SS: I personally think they’re the same thing. I honestly think that horror is just basically comedy. It’s just taking something absolutely absurd and trying to get people to buy in on it. It’s the same as a comedy, and it’s just as outlandish, just as goofy. Higher body count.

KA: The hard part is getting them to buy into it. That’s what’s great with zombies, for whatever reason. I know we went to great detail to give a great explanation of where these zombies came from, but most zombie and horror movies don’t even do that. They just throw you into this thing, and most fans just accept that this is already happening, this is already going on, this is the way it is.

SS: And I felt that in this case, I wanted there to be a reason, because I totally accept and buy into the fact that there is an artistic reason in the zombie genre, especially the Romero movies, in not explaining. I get that. Zombies are basically like a weather condition. A zombie movie is a disaster movie; the zombies are the flood, the zombies are the earthquake, and everybody is just bouncing off of that impersonal force. But in this case, I thought, “Wouldn’t it be fun if, A) They were explained, and B) The zombies could actually speak for themselves?” That’s kind of a spoiler.

NC: Overall, the novel reads a lot more like a zombie movie than like a “Star Trek” episode.

KA: That was one of Jason’s first comments to me when he read my notes. He said, “This is a movie. This reads just like a movie.” Hopefully we fleshed it out a little more than that, but apparently not, based on your question.

SS: I think it has to kind of read like a zombie novel, simply because the thing about “Star Trek” episodes, almost all of them, is that they follow that kind of ’60s formula where you open with the status quo, something happens to upset the status quo, and by the end, the status quo is regained. And that’s just not how it works in the zombie universe. Everybody’s gotta die. Or almost everybody has to die. In “Star Trek,” the thing that always kills me is the fact that no matter what problem they’re facing, Scottie or one of the other engineer guys on the various shows goes, “Well, why don’t we blah blah blah blah blah,” and they have 30 seconds of techno-babble, and they press six buttons, and the problem goes away. Which is not how it works here in the world. And it was nice that we could illustrate that. And they actually touch on that a couple of times. There is no technological solution. Grab your batleth, and let’s get out there and cut some heads off.

NC: The book seemed pretty friendly to “Star Trek” newcomers like myself. You don’t really have to be a huge “Star Trek” fan to enjoy it.

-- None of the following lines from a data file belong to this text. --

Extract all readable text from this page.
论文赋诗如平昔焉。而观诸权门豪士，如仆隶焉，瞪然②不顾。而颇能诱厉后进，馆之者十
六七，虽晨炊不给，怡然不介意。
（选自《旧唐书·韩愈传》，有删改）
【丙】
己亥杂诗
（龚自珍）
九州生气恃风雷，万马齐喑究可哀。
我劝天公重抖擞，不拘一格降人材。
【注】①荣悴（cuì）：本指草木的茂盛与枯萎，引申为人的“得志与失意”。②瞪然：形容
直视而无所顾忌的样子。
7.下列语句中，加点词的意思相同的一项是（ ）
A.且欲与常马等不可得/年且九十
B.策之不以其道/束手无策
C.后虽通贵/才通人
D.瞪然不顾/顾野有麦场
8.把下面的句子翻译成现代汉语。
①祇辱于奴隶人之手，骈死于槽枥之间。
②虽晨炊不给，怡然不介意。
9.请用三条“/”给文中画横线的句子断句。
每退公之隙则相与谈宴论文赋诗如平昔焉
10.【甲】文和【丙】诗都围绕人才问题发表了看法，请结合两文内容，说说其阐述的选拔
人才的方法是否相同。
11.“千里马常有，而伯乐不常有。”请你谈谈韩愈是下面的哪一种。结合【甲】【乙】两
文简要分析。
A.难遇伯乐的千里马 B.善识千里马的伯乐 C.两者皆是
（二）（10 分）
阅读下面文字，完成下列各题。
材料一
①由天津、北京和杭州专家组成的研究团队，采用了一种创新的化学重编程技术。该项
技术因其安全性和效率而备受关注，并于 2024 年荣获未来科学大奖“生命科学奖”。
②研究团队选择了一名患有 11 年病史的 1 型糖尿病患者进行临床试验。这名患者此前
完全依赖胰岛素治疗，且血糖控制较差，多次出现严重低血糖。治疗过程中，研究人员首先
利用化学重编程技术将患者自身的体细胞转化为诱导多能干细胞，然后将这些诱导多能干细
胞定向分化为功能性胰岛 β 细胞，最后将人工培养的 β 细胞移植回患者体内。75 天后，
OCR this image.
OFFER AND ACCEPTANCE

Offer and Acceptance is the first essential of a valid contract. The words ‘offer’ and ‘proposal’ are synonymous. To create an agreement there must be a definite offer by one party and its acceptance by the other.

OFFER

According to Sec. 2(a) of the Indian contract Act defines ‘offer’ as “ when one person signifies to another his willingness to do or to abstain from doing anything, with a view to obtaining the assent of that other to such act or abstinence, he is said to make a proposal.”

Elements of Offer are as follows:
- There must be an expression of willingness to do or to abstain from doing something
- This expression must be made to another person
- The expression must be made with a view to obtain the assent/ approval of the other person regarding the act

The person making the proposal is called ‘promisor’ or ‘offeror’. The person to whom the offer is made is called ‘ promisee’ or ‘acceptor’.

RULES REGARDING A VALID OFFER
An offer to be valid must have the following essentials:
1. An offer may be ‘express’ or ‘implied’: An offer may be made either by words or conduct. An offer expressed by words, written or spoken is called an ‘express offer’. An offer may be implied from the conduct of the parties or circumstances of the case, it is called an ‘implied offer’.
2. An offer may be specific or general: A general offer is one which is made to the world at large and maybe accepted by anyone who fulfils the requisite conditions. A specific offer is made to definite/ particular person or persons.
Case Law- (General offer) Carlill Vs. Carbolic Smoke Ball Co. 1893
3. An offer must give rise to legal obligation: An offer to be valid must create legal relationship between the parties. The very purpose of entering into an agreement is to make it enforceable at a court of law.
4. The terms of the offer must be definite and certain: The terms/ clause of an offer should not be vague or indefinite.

KA: The idea is to appeal to as many people as possible. It’s multi-layered. It definitely appeals to a mass market, a deep-seeded Trekkie market, and hopefully a hard-core zombie market.

SS: Did you ever see the movie “Shakespeare in Love?” It had all these incredibly obscure Shakespeare references that you didn’t really need to know to enjoy the movie, but it was funny to watch it in the theater, because about every 10 lines, some theater major in the third row would go, “Ahaahaha,” just to make sure everybody knew that they knew, that they caught the reference. With “Night of the Living Trekkies,” I think there are two layers. There’s an easily accessible layer, and there are Easter eggs throughout for people to enjoy. [Spoiler alert] For instance, the name of Eli Sandoval is a complete tell to anyone who has an encyclopedic knowledge of the show. If they know that name and recognize it and its use in the show, they know what’s gonna happen.

KA: And don’t go to StarTrek.com and search that and ruin the ending for yourself.